› Flat Chat Strata Forum › Pets: Furry friends … or fiends? › lease vs by laws › Current Page
Let’s just lay out a few facts, to answer the question asked in the original posting, the lease does NOT over-ride by-laws – if anything it’s the other way round. Landlords can’t just make up their own rules that allow their tenants to do things other residents can’t.
Once you have the permission of the landlord, you still have to get the permission of the Executive Committee and that has to be based on the by-laws that operate in that strata scheme (which may be different from other by-laws elsewhere).
If you have permission in writing or, at the very least, the rental agent admits that they did give you permission, then you are well placed.
The landlord has employed the rental agent to act on their behalf. If the agent has done something the landlord didn’t want, then that’s something they need to sort out between themselves – it has nothing to do with you.
Have a look at Page 9 of the standard residential tenancy – it has has a couple of clauses related to the keeping of animals and any specific conditions that apply. By the way, your landlord/agent was breaking the law by not providing you with a copy of the by-laws and could be fined for not doing so.
Most by-laws that allow pets, stipulate that tenants must have their landlord’s permission, first and foremost. Then the Executive Committee decides whether or not it will give permission for the pet.
If the by-law is basically the ‘can’t unreasonably refuse permission …’ model and you have the permission of the landlord or agent IN WRITING then you have a very strong case if the dog is well-behaved.
One owner’s complaint is not sufficient reason to make refusal ‘reasonable’ – even if they are lawyers. Some (but not all) lawyers who live in strata should be required to wear tee-shirts with “LAWYER” on the front, to save them having to say “listen, I’m a lawyer …” when they start bullying their neighbours. Most lawyers who aren’t strata specialists know diddly about the intricacies of strata law.
Also, residents and Owners Corps have legal protection against nuisance animals regardless of whether or not they have permission.
The strata Act clearly states animals can be ordered out of strata schemes even when they comply with the by-laws (see Section 151 below). For instance, a cat might be quiet, clean and never stray on to common property – but it’s very presence nearby might cause serious medical problems for someone who has an allergy. People take precedence over pets and medical conditions trump personal preferences.
I mention that clause in the Act because Executive Committees are often highly ignorant of their own by-laws, and even less informed about the protections they have under the strata Act. As a result, they tend to react – usually overreact – by jerk of knee.
All that said, I don’t think anybody needs to be threatening anyone else with court action if it can be avoided. This could be resolved by mediation at Fair Trading but it seems to me the first step is to get the landlord or their agent to concede that the dog was allowed (the length of stay is irrelevant unless you are assuming it will be a nuisance).
If you get permission in writing (or already have it), apply to the Executive Committee for their permission under your strata scheme’s by-laws.

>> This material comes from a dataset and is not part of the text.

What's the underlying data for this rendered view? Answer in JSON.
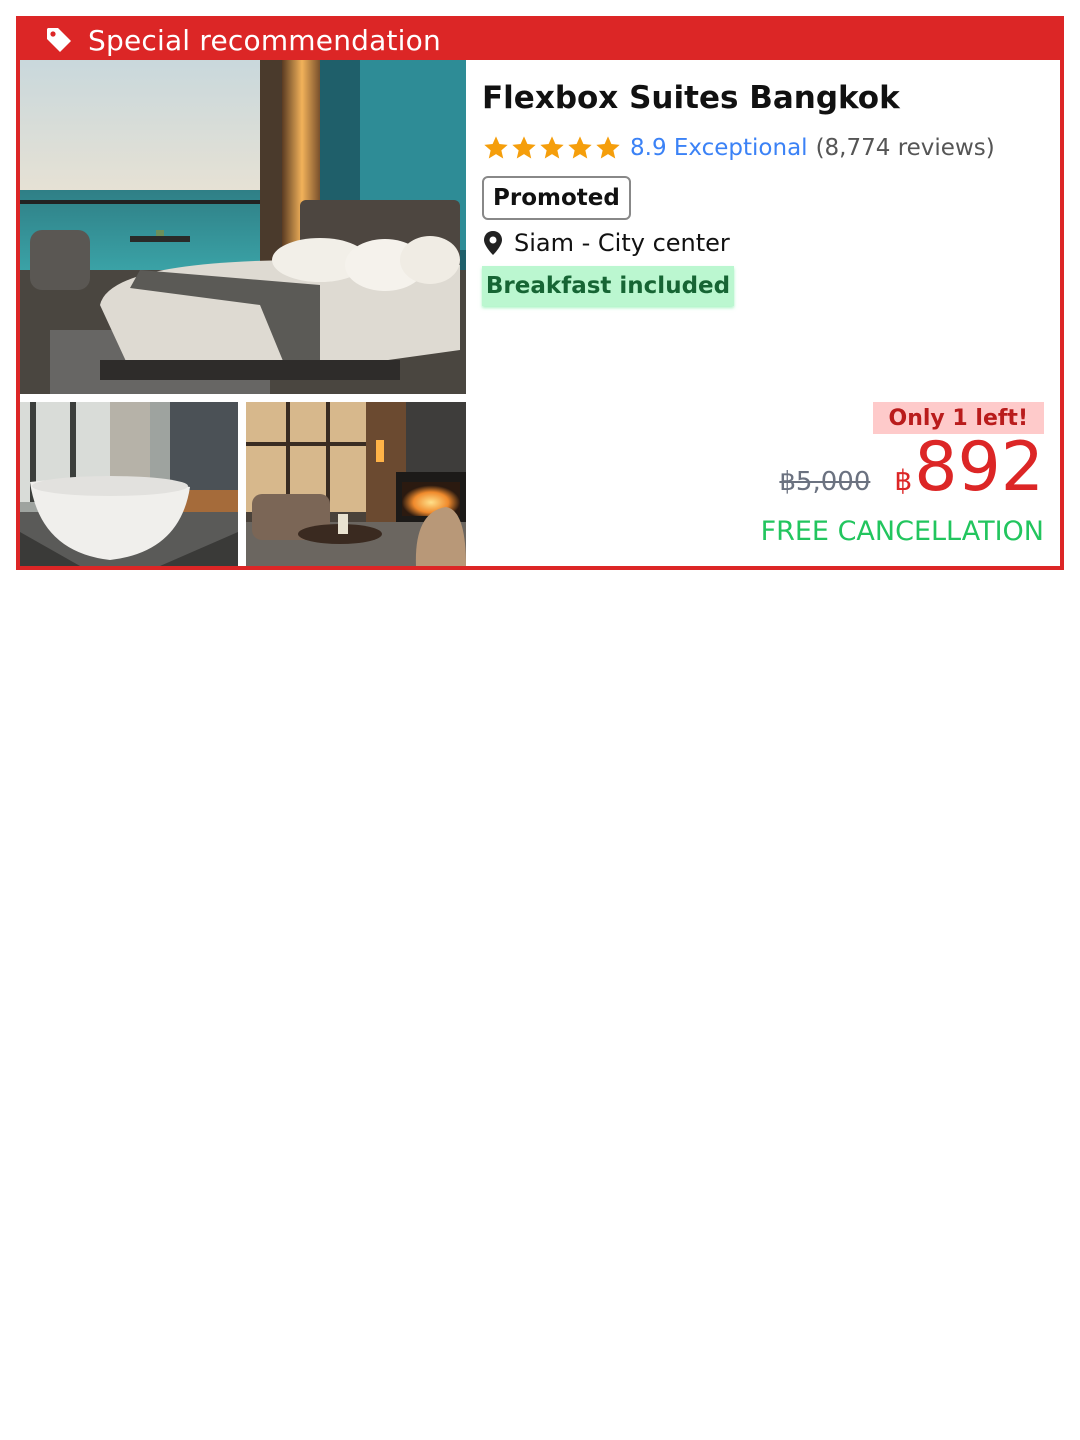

Someone has written here that it’s up to the landlord to make that application – I don’t think that is the case since it’s very hard for the landlord to stipulate the nature of the animal concerned.
You get the permission, then you apply to the EC. Your mistake with ‘m’learned friend’ next door may be that you hadn’t applied for permission from the EC before you introduced the dog.

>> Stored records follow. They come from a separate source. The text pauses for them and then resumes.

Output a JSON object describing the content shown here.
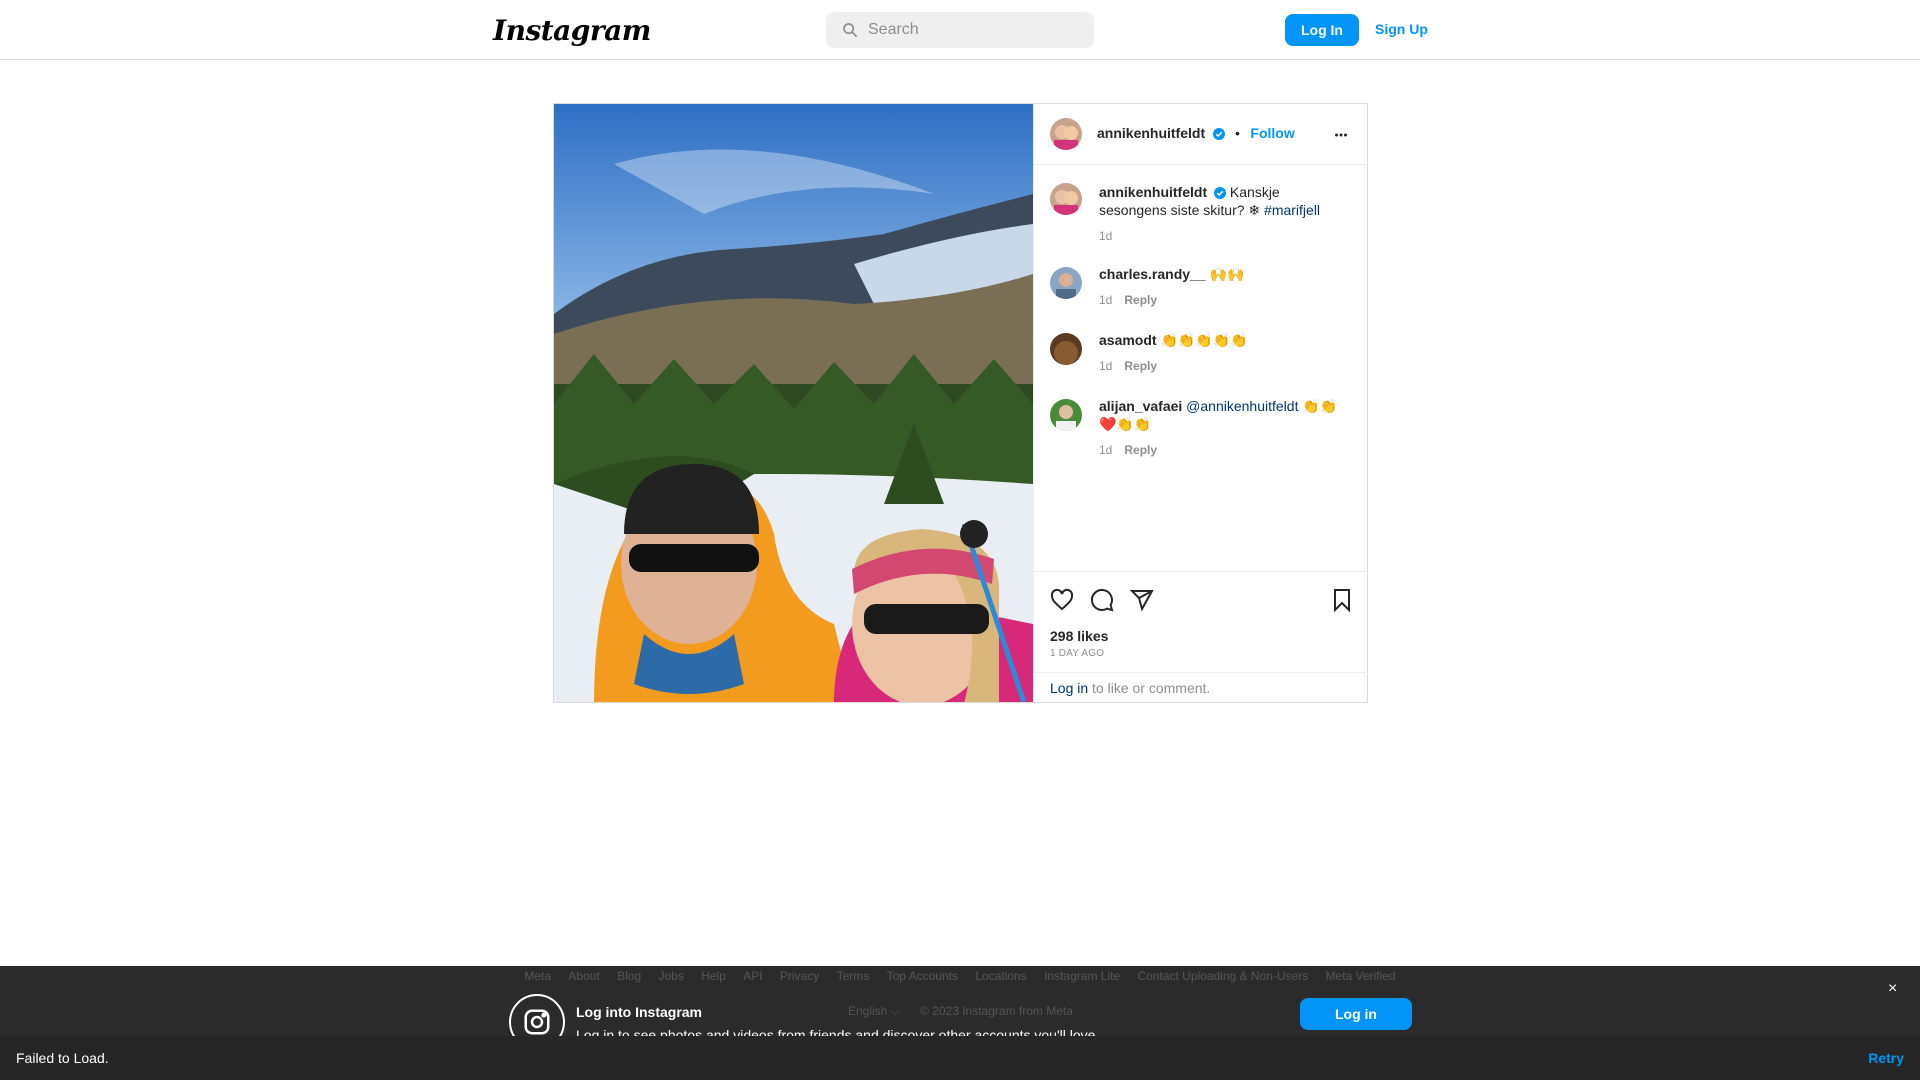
{
  "topbar": {
    "logo": "Instagram",
    "search_placeholder": "Search",
    "login_label": "Log In",
    "signup_label": "Sign Up"
  },
  "post": {
    "author": "annikenhuitfeldt",
    "follow_label": "Follow",
    "separator": "•",
    "caption": {
      "user": "annikenhuitfeldt",
      "text": "Kanskje sesongens siste skitur? ❄ ",
      "hashtag": "#marifjell",
      "time": "1d"
    },
    "comments": [
      {
        "user": "charles.randy__",
        "text": "🙌🙌",
        "time": "1d",
        "reply": "Reply"
      },
      {
        "user": "asamodt",
        "text": "👏👏👏👏👏",
        "time": "1d",
        "reply": "Reply"
      },
      {
        "user": "alijan_vafaei",
        "mention": "@annikenhuitfeldt",
        "text": " 👏👏❤️👏👏",
        "time": "1d",
        "reply": "Reply"
      }
    ],
    "likes": "298 likes",
    "posted_ago": "1 DAY AGO",
    "login_link": "Log in",
    "login_prompt": " to like or comment."
  },
  "banner": {
    "footer_links": [
      "Meta",
      "About",
      "Blog",
      "Jobs",
      "Help",
      "API",
      "Privacy",
      "Terms",
      "Top Accounts",
      "Locations",
      "Instagram Lite",
      "Contact Uploading & Non-Users",
      "Meta Verified"
    ],
    "title": "Log into Instagram",
    "subtitle": "Log in to see photos and videos from friends and discover other accounts you'll love.",
    "language": "English ⌵",
    "copyright": "© 2023 Instagram from Meta",
    "login_label": "Log in",
    "close_label": "×"
  },
  "toast": {
    "message": "Failed to Load.",
    "retry_label": "Retry"
  },
  "colors": {
    "accent": "#0095f6",
    "link": "#00376b",
    "banner_bg": "#2b2b2b",
    "toast_bg": "#262626"
  },
  "icons": [
    "search-icon",
    "verified-badge-icon",
    "more-options-icon",
    "heart-icon",
    "comment-icon",
    "share-icon",
    "bookmark-icon",
    "instagram-icon"
  ]
}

If the landlord refuses to give permission, and you believe they have misled you, you can apply to Fair Trading for mediation and a possible CTTT order on those grounds – although it’s hard to prove if both the landlord and agent say permission wasn’t given and you have nothing in writing, or a witness who will testify to the fact.

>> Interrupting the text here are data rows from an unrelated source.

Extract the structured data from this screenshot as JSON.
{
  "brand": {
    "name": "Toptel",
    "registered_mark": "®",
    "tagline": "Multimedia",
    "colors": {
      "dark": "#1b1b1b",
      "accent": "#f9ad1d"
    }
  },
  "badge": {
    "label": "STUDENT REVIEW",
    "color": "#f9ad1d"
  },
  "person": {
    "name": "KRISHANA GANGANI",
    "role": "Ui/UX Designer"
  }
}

Verbal agreements, especially in rentals schemes, are as the late, great Sam Goldwyn said, “not worth the paper they’re written on.”
151 Order relating to animal kept in accordance with by-laws
(1) An Adjudicator may make one of the following orders if the Adjudicator considers that an animal kept on a lot or the common property in accordance with the by-laws causes a nuisance or hazard to the owner or an occupier of another lot or unreasonably interferes with the use and enjoyment of another lot or of the common property:
(a) an order that the person keeping the animal cause the animal to be removed from the parcel within a specified time, and to be kept away from the parcel,
(b) an order that the person keeping the animal take, within a time specified in the order, such action so specified as, in the opinion of the Adjudicator, will terminate the nuisance, hazard or unreasonable interference.
(2) An application for an order under this section may be made only by an owners corporation, lessor of a leasehold strata scheme, strata managing agent, an owner, any person having an estate or interest in a lot or an occupier of a lot.